Nitrogen dioxide: The annual limit value for NO2 continues to be widely exceeded across Europe. In 2016, 7% of the EU-28 urban population lived in areas with concentrations above the annual EU limit value and the WHO guidelines. This is down from 9% in 2015. Exposure to NO2 caused the premature death of an estimated 79 000 people across 41 European countries in 2015.
Ground-level ozone: About 12% of the EU-28 urban population were exposed to O3 levels above the EU’s target value in 2016, which is a considerable decrease from 2015 (30%). However, the percentage is still higher than the 7% recorded in 2014. Around 98% were exposed to levels exceeding the stricter WHO guidelines. Exposure to ozone caused the premature death of an estimated 17 700 people in 41 European countries in 2015.
New EEA briefing explaining health risk assessments
A briefing also published today, the ‘EEA’s health risk assessments of air pollution,’ provides a detailed overview of how the EEA calculates its annual air quality health estimates that quantify the impacts of air pollution on population health.
The health impacts of exposure to air pollution are diverse, ranging from inflammation of the lungs to premature deaths.

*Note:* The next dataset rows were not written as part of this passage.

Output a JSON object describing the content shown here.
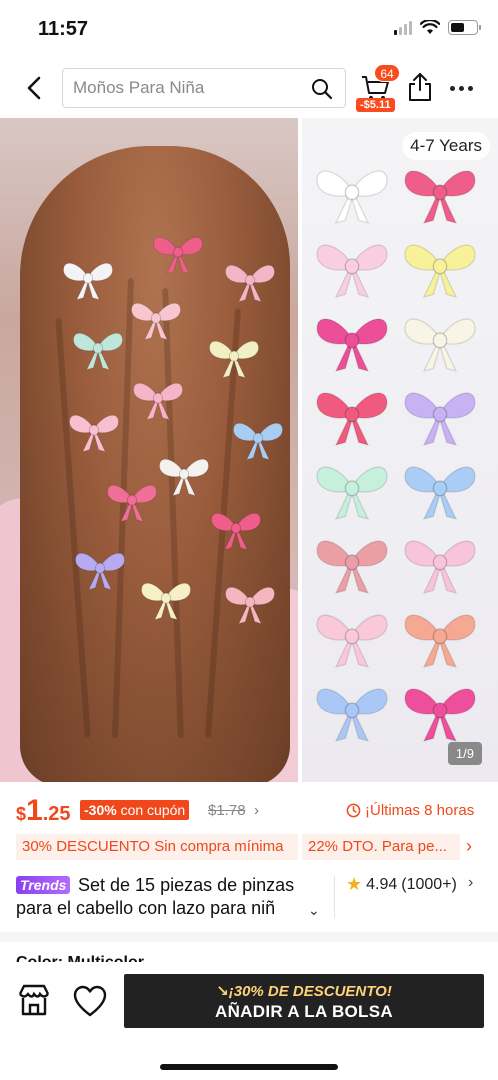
{
  "status_bar": {
    "time": "11:57"
  },
  "header": {
    "search_placeholder": "Moños Para Niña",
    "cart_count": "64",
    "cart_discount": "-$5.11"
  },
  "gallery": {
    "age_badge": "4-7 Years",
    "page_indicator": "1/9"
  },
  "price": {
    "currency": "$",
    "integer": "1",
    "decimal": ".25",
    "discount_percent": "-30%",
    "discount_suffix": "con cupón",
    "original_price": "$1.78",
    "countdown": "¡Últimas 8 horas"
  },
  "coupons": [
    "30% DESCUENTO Sin compra mínima",
    "22% DTO. Para pe..."
  ],
  "product": {
    "badge": "Trends",
    "title": "Set de 15 piezas de pinzas para el cabello con lazo para niñ",
    "rating": "4.94",
    "review_count": "(1000+)"
  },
  "color_label": "Color: Multicolor",
  "bottom_bar": {
    "promo": "¡30% DE DESCUENTO!",
    "add_label": "AÑADIR A LA BOLSA"
  },
  "colors": {
    "accent": "#f0481b",
    "badge_purple": "#8a3ff0",
    "dark_button": "#222222"
  },
  "icons": [
    "back-arrow-icon",
    "search-icon",
    "cart-icon",
    "share-icon",
    "more-icon",
    "clock-icon",
    "star-icon",
    "store-icon",
    "heart-icon"
  ]
}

In the case of the health risk assessment undertaken by the EEA, mortality is selected as the health outcome that is quantified, as it is the one for which the evidence is most robust. Mortality due to the exposure to air pollution is estimated in terms of “premature deaths” and as “years of life lost”. The estimated health impacts in the EEA air quality report are those attributable to exposure to PM2.5, NO2 and O3 in Europe in 2015. These estimates are based on information on air pollution, demographic data and the relationship between exposure to pollutant concentrations and specified health outcomes. The estimates provide a measure of the general impact of air pollution across a given population and for example, cannot be assigned to specific individuals living in a specific geographical location.
Note on premature death estimates
The impacts estimated for the different pollutants cannot be simply added to determine the estimated total health impact attributable to exposure. For example, as concentrations of PM2.5 and NO2 are (sometimes strongly) correlated, the impacts estimated for these cannot be aggregated. Doing so may lead to a double counting.